# Need Some Journeyman Wisdom



## RobTownfold64 (Mar 17, 2011)

You need 3,000 more hours, and then you'll be signing the LONG list in which you will be out of work even more. I'd say take the other job, but don't quit the union. Take a leave of absence for a year while doing the other job, leave the door open to come back. If you end up loosing that job you can always come back and finish your hours.


----------



## miller_elex (Jan 25, 2008)

Electronics tech...... what, were you in the navy or something?


----------



## brian john (Mar 11, 2007)

Wife and two kids and you have to ask?

Brotherhood seems as sweet and pretty but it does not pay the bills.


----------



## Goober (Mar 22, 2011)

Well I appreciate the advice.. I never thought about taking a year off. But I turned down the job and I'm gonna keep on going. Hell yeah. This job is just way to awesome. Times will get better. They always do.


----------



## Zeitgeist (Mar 23, 2011)

Family FIRST ALWAYS.:thumbsup:


----------



## Brother Noah1 (Mar 23, 2010)

Goober said:


> Well I appreciate the advice.. I never thought about taking a year off. But I turned down the job and I'm gonna keep on going. Hell yeah. This job is just way to awesome. Times will get better. They always do.
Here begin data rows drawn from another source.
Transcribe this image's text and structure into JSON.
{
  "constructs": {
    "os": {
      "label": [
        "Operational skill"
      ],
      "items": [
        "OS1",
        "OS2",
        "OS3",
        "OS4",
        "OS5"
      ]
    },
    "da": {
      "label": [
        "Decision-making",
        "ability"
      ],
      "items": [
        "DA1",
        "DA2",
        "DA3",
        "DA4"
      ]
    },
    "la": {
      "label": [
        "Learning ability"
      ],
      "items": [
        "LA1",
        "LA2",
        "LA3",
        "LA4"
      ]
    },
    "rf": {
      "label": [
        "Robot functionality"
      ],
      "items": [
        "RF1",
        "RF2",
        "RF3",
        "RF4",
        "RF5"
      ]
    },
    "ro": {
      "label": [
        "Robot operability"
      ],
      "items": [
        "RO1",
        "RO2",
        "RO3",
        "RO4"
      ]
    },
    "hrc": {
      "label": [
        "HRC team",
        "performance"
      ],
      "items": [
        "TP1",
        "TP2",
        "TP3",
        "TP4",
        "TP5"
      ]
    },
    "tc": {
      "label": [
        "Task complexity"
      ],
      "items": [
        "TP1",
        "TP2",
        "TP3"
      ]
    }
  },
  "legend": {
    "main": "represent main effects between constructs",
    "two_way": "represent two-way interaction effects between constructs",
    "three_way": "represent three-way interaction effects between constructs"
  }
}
 I hear that 725 has been putting out travelers.Do not know exactly where in the state you reside but on a norm locals do allow their cubs to travel if they can not offer them a job.Good luck and will to you and your family.


----------



## Frasbee (Apr 7, 2008)

50k, is all you had to say.


----------



## JohnR (Apr 12, 2010)

Take the job already. Don't quit the union though. You already have an investment there, and possibly in the future you can go back and complete what you started. You are not competing in any way. Good luck with the job.


----------



## George Stolz (Jan 22, 2009)

If you don't pay your dues you have to start over, even though they haven't worked you for a year and a half?!? :blink:


----------